ECLAC underlines that inflation is a multicausal phenomenon, which means that monetary authorities should continue utilizing the full range of instruments (monetary, foreign exchange, and macroprudential) that they have, beyond the interest rate, to confront inflationary pressures without hindering the impetus for recuperating growth and employment and attaining sustainable, inclusive and more equal growth, the document indicates.
In addition, the United Nations organization emphasizes that it is crucial to increase tax collection levels and to improve the tax structure to give fiscal sustainability to a growing trajectory of expenditure demands. The challenges foreseen in 2022 – including lower economic growth, the risks of higher interest rates, currency depreciations and the possible weakening of sovereign credit ratings – make fiscal policy management more complex. That is why a strategic vision for public spending is required that would link short-term demands with long-term investments and contribute to closing social gaps.
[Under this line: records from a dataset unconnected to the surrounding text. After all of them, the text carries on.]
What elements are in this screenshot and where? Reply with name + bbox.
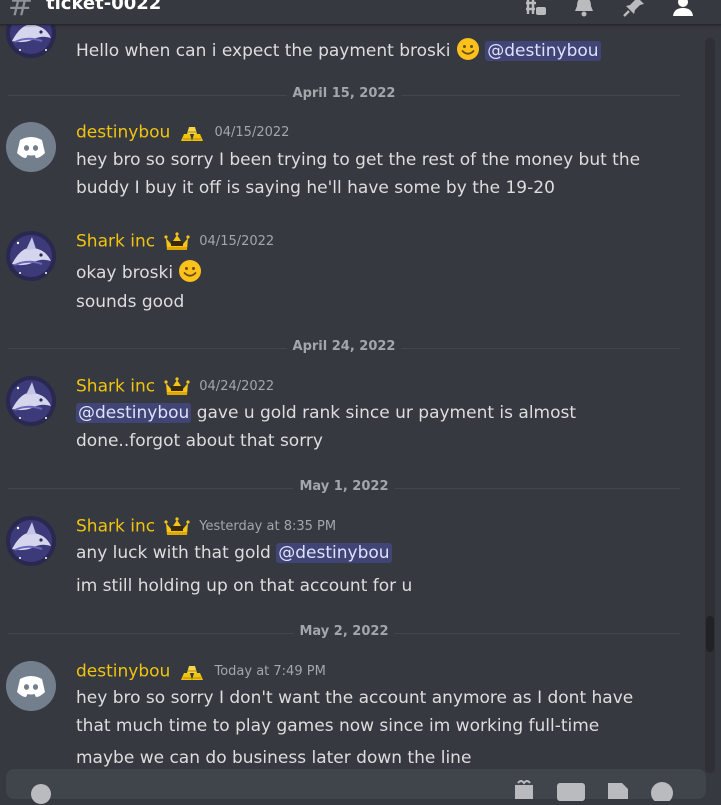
crown-badge xyxy=(164,517,190,537)
date-divider: April 15, 2022 xyxy=(8,85,680,105)
shark-avatar[interactable] xyxy=(6,516,56,566)
message-line: hey bro so sorry I don't want the accoun… xyxy=(76,688,634,708)
emoji-icon[interactable] xyxy=(650,781,674,801)
gif-icon[interactable] xyxy=(556,781,586,801)
gold-bars-badge xyxy=(179,123,205,143)
message-header: Shark inc Yesterday at 8:35 PM xyxy=(76,516,336,538)
message-composer[interactable] xyxy=(6,769,706,804)
date-divider-label: May 1, 2022 xyxy=(293,479,395,494)
message-line: im still holding up on that account for … xyxy=(76,576,413,596)
timestamp: 04/15/2022 xyxy=(214,125,290,140)
smile-emoji-icon xyxy=(456,37,480,61)
date-divider-label: April 15, 2022 xyxy=(286,86,402,101)
message-header: destinybou Today at 7:49 PM xyxy=(76,661,326,683)
message-scrollbar[interactable] xyxy=(705,38,715,773)
message-body: gave u gold rank since ur payment is alm… xyxy=(196,403,577,423)
timestamp: Yesterday at 8:35 PM xyxy=(199,519,337,534)
crown-badge xyxy=(164,232,190,252)
message-text: Hello when can i expect the payment bros… xyxy=(76,37,601,61)
author-name[interactable]: destinybou xyxy=(76,662,170,682)
discord-avatar[interactable] xyxy=(6,122,56,172)
shark-avatar[interactable] xyxy=(6,376,56,426)
date-divider: May 2, 2022 xyxy=(8,623,680,643)
hash-icon: # xyxy=(8,0,34,23)
message-header: Shark inc 04/24/2022 xyxy=(76,376,274,398)
author-name[interactable]: destinybou xyxy=(76,123,170,143)
date-divider-label: April 24, 2022 xyxy=(286,339,402,354)
scrollbar-thumb[interactable] xyxy=(706,616,714,652)
timestamp: 04/24/2022 xyxy=(199,379,275,394)
gold-bars-badge xyxy=(179,662,205,682)
message-line: hey bro so sorry I been trying to get th… xyxy=(76,150,641,170)
smile-emoji-icon xyxy=(178,259,202,283)
pin-icon[interactable] xyxy=(622,0,646,18)
author-name[interactable]: Shark inc xyxy=(76,232,155,252)
author-name[interactable]: Shark inc xyxy=(76,377,155,397)
bell-icon[interactable] xyxy=(572,0,596,18)
discord-avatar[interactable] xyxy=(6,661,56,711)
sticker-icon[interactable] xyxy=(606,779,630,799)
date-divider: May 1, 2022 xyxy=(8,478,680,498)
user-mention[interactable]: @destinybou xyxy=(276,543,392,563)
threads-icon[interactable] xyxy=(523,0,547,18)
author-name[interactable]: Shark inc xyxy=(76,517,155,537)
shark-avatar[interactable] xyxy=(6,231,56,281)
timestamp: Today at 7:49 PM xyxy=(214,664,326,679)
message-line: sounds good xyxy=(76,292,185,312)
add-attachment-icon[interactable] xyxy=(30,783,52,805)
channel-name: ticket-0022 xyxy=(46,0,162,14)
message-text: @destinybou gave u gold rank since ur pa… xyxy=(76,403,576,423)
crown-badge xyxy=(164,377,190,397)
gift-icon[interactable] xyxy=(512,779,536,799)
message-header: destinybou 04/15/2022 xyxy=(76,122,289,144)
date-divider: April 24, 2022 xyxy=(8,338,680,358)
message-body: Hello when can i expect the payment bros… xyxy=(76,41,451,61)
members-icon[interactable] xyxy=(671,0,695,18)
user-mention[interactable]: @destinybou xyxy=(485,41,601,61)
channel-header: # ticket-0022 xyxy=(0,0,721,25)
message-body: okay broski xyxy=(76,263,174,283)
date-divider-label: May 2, 2022 xyxy=(293,624,395,639)
message-line: maybe we can do business later down the … xyxy=(76,748,472,768)
message-header: Shark inc 04/15/2022 xyxy=(76,231,274,253)
message-body: any luck with that gold xyxy=(76,543,271,563)
message-text: okay broski xyxy=(76,259,202,283)
message-text: any luck with that gold @destinybou xyxy=(76,543,392,563)
timestamp: 04/15/2022 xyxy=(199,234,275,249)
message-line: done..forgot about that sorry xyxy=(76,431,323,451)
user-mention[interactable]: @destinybou xyxy=(76,403,192,423)
message-line: that much time to play games now since i… xyxy=(76,716,600,736)
message-line: buddy I buy it off is saying he'll have … xyxy=(76,178,555,198)
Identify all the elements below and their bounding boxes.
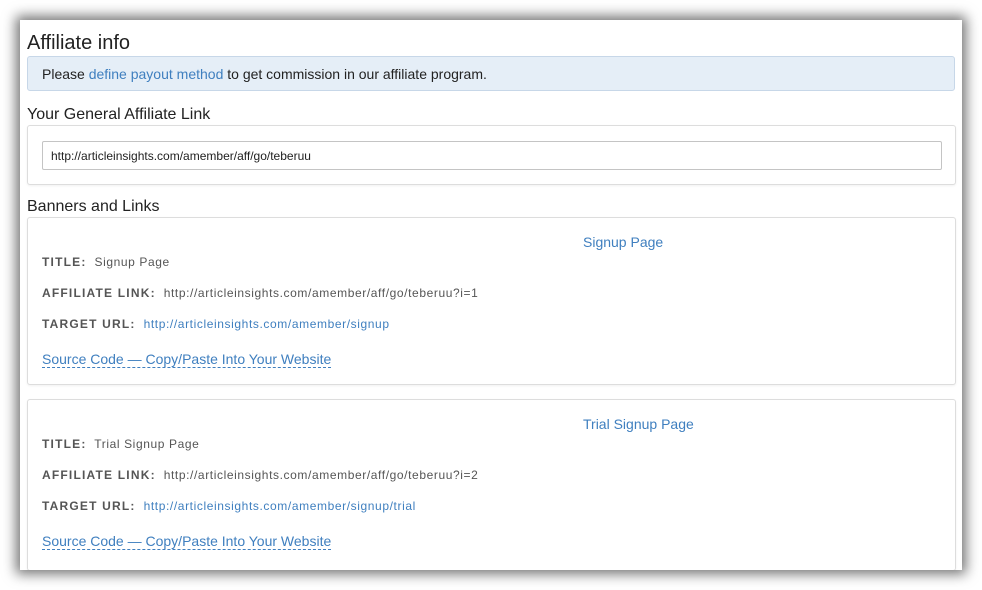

In addition, fiscal space must be expanded by eliminating tax evasion (which amounts to $325 billion U.S. dollars, or 6.1% of regional GDP), consolidating income taxes on individuals and corporations, extending the scope of taxes on assets and property, establishing taxes on the digital economy, environmental levies and others related to public health problems, and progressively revising and updating royalties for the exploitation of non-renewable resources.
In another area, financing for development is also key for supporting policy spaces and investment. It is necessary to expand and redistribute liquidity from developed countries to developing countries; strengthen development banks; reform the international debt architecture; provide countries with a set of innovative instruments aimed at increasing debt repayment capacity and avoiding over-indebtedness; and integrate liquidity and debt reduction measures into a resilience strategy geared towards building a better future.